Dazi, una "sberla" anche per il popolo americano?

Le tariffe imposte da Donald Trump peseranno come una "tassa nascosta" sui consumatori statunitensi. Qualche campanello d'allarme è già risuonato. Il tycoon lo ha spento (licenziandolo)
WASHINGTON D.C. - Nel giro di un semestre, Donald Trump ha trattato la globalizzazione come l'avevamo sempre conosciuta alla stregua di una partita di calcio al campetto, dove lui ha portato il pallone. Sua la palla, sue le regole. Per una partita che, su un orizzonte di lungo periodo, probabilmente non vedrà vincitori.
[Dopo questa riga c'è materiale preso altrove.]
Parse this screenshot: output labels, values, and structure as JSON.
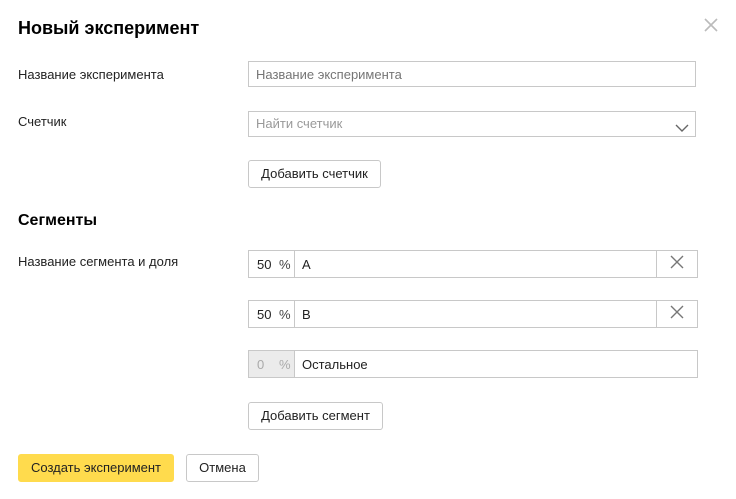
{
  "dialog": {
    "title": "Новый эксперимент"
  },
  "fields": {
    "name_label": "Название эксперимента",
    "name_placeholder": "Название эксперимента",
    "counter_label": "Счетчик",
    "counter_placeholder": "Найти счетчик",
    "add_counter_label": "Добавить счетчик"
  },
  "segments": {
    "section_title": "Сегменты",
    "label": "Название сегмента и доля",
    "percent_symbol": "%",
    "items": [
      {
        "percent": "50",
        "name": "A"
      },
      {
        "percent": "50",
        "name": "B"
      }
    ],
    "rest": {
      "percent": "0",
      "name": "Остальное"
    },
    "add_segment_label": "Добавить сегмент"
  },
  "footer": {
    "create_label": "Создать эксперимент",
    "cancel_label": "Отмена"
  },
  "icons": {
    "close": "close-icon",
    "chevron": "chevron-down-icon",
    "remove": "remove-icon"
  },
  "colors": {
    "primary": "#ffdb4d",
    "border": "#c8c8c8"
  }
}
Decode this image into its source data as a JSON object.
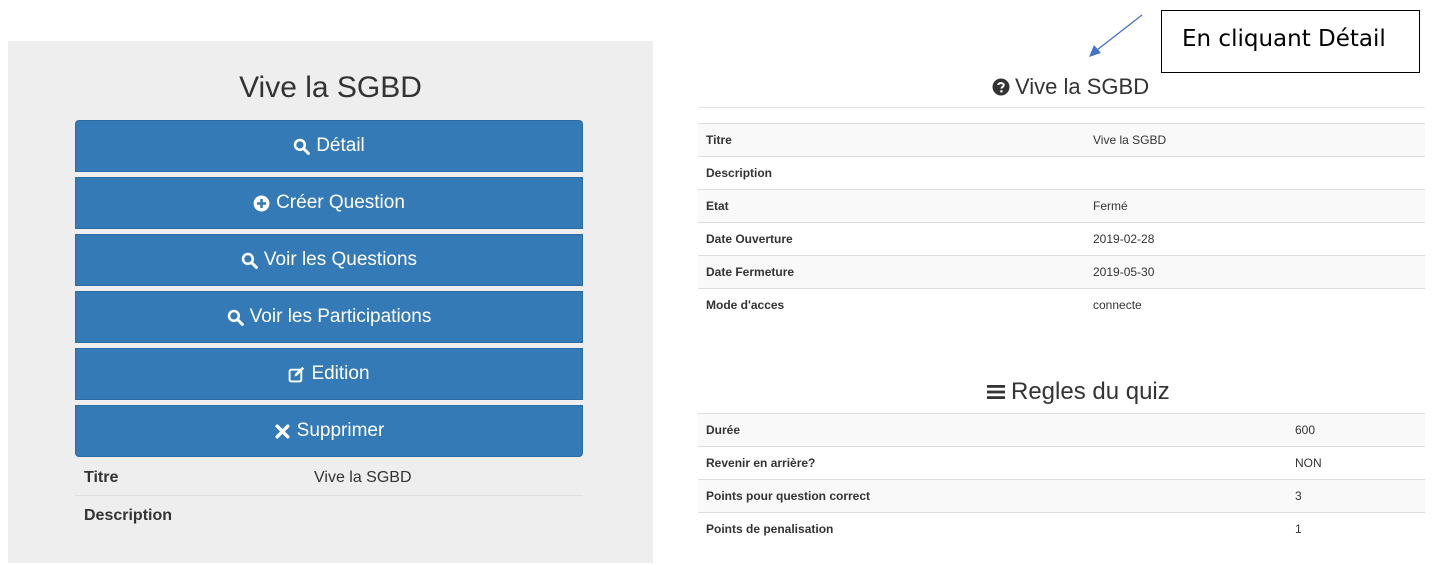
{
  "left": {
    "title": "Vive la SGBD",
    "buttons": [
      {
        "label": "Détail",
        "icon": "search-icon"
      },
      {
        "label": "Créer Question",
        "icon": "plus-circle-icon"
      },
      {
        "label": "Voir les Questions",
        "icon": "search-icon"
      },
      {
        "label": "Voir les Participations",
        "icon": "search-icon"
      },
      {
        "label": "Edition",
        "icon": "edit-icon"
      },
      {
        "label": "Supprimer",
        "icon": "times-icon"
      }
    ],
    "info": [
      {
        "label": "Titre",
        "value": "Vive la SGBD"
      },
      {
        "label": "Description",
        "value": ""
      }
    ]
  },
  "callout": {
    "text": "En cliquant Détail"
  },
  "detail": {
    "title": "Vive la SGBD",
    "rows": [
      {
        "label": "Titre",
        "value": "Vive la SGBD"
      },
      {
        "label": "Description",
        "value": ""
      },
      {
        "label": "Etat",
        "value": "Fermé"
      },
      {
        "label": "Date Ouverture",
        "value": "2019-02-28"
      },
      {
        "label": "Date Fermeture",
        "value": "2019-05-30"
      },
      {
        "label": "Mode d'acces",
        "value": "connecte"
      }
    ]
  },
  "rules": {
    "title": "Regles du quiz",
    "rows": [
      {
        "label": "Durée",
        "value": "600"
      },
      {
        "label": "Revenir en arrière?",
        "value": "NON"
      },
      {
        "label": "Points pour question correct",
        "value": "3"
      },
      {
        "label": "Points de penalisation",
        "value": "1"
      }
    ]
  },
  "colors": {
    "button": "#337ab7",
    "panel": "#eeeeee"
  }
}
Solo pochi giorni fa, all'indomani dell'annuncio degli ultimi dazi - tra cui, quelli al 39% riservati alla Svizzera -, Barry Appleton, co-direttore del Center for International Law della New York Law School ha dichiarato - all'Associated Press - che «per molti aspetti, qui ci perdono tutti». Sì, dal punto di vista strettamente personale, il grande vincitore è per forza di cose Donald Trump. Il presidente statunitense ha ottenuto quello che voleva, costringendo tutte le economie a sedersi al suo tavolo. Ma a quale prezzo per il futuro statunitense?
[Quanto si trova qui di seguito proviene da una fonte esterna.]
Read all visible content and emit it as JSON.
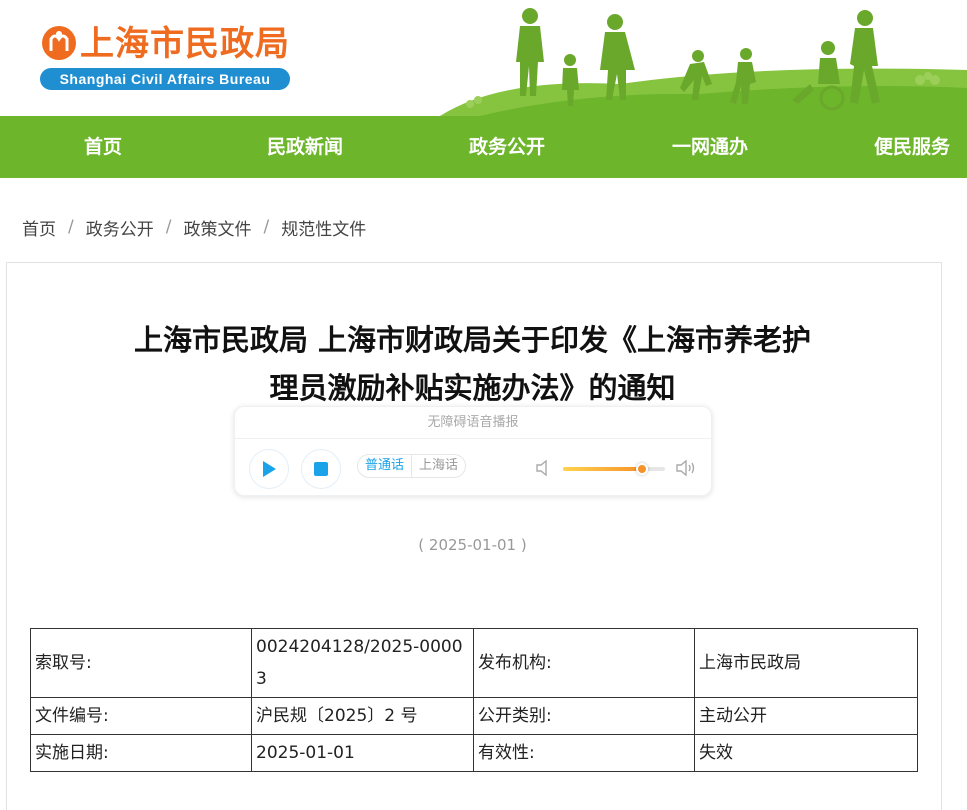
{
  "header": {
    "logo_cn": "上海市民政局",
    "logo_en": "Shanghai Civil Affairs Bureau",
    "brand_orange": "#ef6b1f",
    "brand_blue": "#1f8fd2"
  },
  "nav": {
    "color": "#6db52b",
    "items": [
      {
        "label": "首页"
      },
      {
        "label": "民政新闻"
      },
      {
        "label": "政务公开"
      },
      {
        "label": "一网通办"
      },
      {
        "label": "便民服务"
      }
    ]
  },
  "breadcrumb": {
    "items": [
      "首页",
      "政务公开",
      "政策文件",
      "规范性文件"
    ],
    "separator": "/"
  },
  "article": {
    "title_line1": "上海市民政局 上海市财政局关于印发《上海市养老护",
    "title_line2": "理员激励补贴实施办法》的通知",
    "date": "( 2025-01-01 )"
  },
  "player": {
    "title": "无障碍语音播报",
    "play_icon": "play-icon",
    "stop_icon": "stop-icon",
    "lang_active": "普通话",
    "lang_inactive": "上海话",
    "volume_level": 0.77,
    "accent": "#1aa3e8",
    "slider_color": "#f7922a"
  },
  "info": {
    "rows": [
      {
        "k1": "索取号:",
        "v1": "0024204128/2025-00003",
        "k2": "发布机构:",
        "v2": "上海市民政局"
      },
      {
        "k1": "文件编号:",
        "v1": "沪民规〔2025〕2 号",
        "k2": "公开类别:",
        "v2": "主动公开"
      },
      {
        "k1": "实施日期:",
        "v1": "2025-01-01",
        "k2": "有效性:",
        "v2": "失效"
      }
    ]
  }
}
Finora, escludendo la Cina e il Canada, nessuno ha replicato alla frusta dei dazi imponendone di ulteriori a sua volta. Resta tuttavia il fatto che imporre tariffe doganali sui beni che gli altri paesi esportano verso gli Stati Uniti equivale a imporre una tassa nascosta sui consumatori americani, che dovranno sborsare qualche dollaro in più rispetto a quanto fatto finora per acquistare quello stesso bene.
"Qualche dollaro" che dipende poi dal tipo di prodotto. Secondo le stime dello Yale Budget Lab, nel breve termine i consumatori a stelle e strisce potrebbero essere confrontati con un aumento di prezzo medio del 1.8% nel breve termine. Che tradotto in soldoni significa, per ogni famiglia, perdere circa 2'400 dollari in termini di potere d'acquisto. E se la tempesta non è ancora arrivata, osserva "The Conversation", è solo perché probabilmente, in vista della scadenza fissata a oggi, gli importatori si sono affrettati a fare scorte sfruttando il "vecchio" prezzo (ma non si può escludere che alcuni distributori decidano di accollarsi il margine di sovrapprezzo dovuto ai dazi, senza quindi riversare alcuna conseguenza sui consumatori).
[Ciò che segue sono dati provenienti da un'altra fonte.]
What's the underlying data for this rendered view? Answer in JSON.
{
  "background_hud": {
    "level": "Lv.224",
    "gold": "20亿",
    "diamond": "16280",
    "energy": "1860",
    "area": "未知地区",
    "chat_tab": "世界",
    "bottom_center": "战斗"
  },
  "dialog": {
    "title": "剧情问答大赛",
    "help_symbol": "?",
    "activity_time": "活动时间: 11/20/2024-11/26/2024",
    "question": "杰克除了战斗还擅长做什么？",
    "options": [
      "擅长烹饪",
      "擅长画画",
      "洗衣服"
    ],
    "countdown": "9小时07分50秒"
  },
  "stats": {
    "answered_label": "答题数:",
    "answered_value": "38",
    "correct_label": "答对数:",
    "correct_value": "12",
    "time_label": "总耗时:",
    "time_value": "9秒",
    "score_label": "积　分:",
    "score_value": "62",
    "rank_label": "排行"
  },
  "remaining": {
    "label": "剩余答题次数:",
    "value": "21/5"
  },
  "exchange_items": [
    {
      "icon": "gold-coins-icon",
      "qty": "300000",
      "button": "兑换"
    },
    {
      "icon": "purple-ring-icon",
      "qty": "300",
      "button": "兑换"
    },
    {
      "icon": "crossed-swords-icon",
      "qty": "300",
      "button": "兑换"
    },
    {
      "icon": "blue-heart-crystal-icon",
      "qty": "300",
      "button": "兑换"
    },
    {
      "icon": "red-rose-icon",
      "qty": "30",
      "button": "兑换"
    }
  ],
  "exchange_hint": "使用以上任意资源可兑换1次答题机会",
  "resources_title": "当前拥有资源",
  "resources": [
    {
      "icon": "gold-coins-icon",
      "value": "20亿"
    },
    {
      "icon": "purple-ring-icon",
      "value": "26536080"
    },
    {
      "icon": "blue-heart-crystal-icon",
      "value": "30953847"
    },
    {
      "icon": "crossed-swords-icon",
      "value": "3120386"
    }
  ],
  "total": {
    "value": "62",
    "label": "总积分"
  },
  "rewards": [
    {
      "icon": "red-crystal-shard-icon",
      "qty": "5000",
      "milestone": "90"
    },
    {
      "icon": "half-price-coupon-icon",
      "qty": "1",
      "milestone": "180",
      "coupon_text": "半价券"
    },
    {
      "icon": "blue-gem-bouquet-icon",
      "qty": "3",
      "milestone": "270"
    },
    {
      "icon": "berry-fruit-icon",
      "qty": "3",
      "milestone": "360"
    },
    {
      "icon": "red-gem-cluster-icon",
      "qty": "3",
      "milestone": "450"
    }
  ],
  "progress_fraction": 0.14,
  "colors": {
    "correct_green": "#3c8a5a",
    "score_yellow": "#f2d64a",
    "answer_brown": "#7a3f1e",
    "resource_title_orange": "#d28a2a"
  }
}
Certo, qualche campanello d'allarme anche negli States c'è stato. Su tutti, le cifre pubblicate lo scorso primo agosto, che dipingono per gli Stati Uniti un orizzonte poco roseo in termini di crescita economica e investimenti, proprio a causa dell'instabilità generata dalle politiche del tycoon. Cifre a cui Trump ha replicato facendo liberare la scrivania a Erika McEntarfer, responsabile del Bureau of Labor Statistics.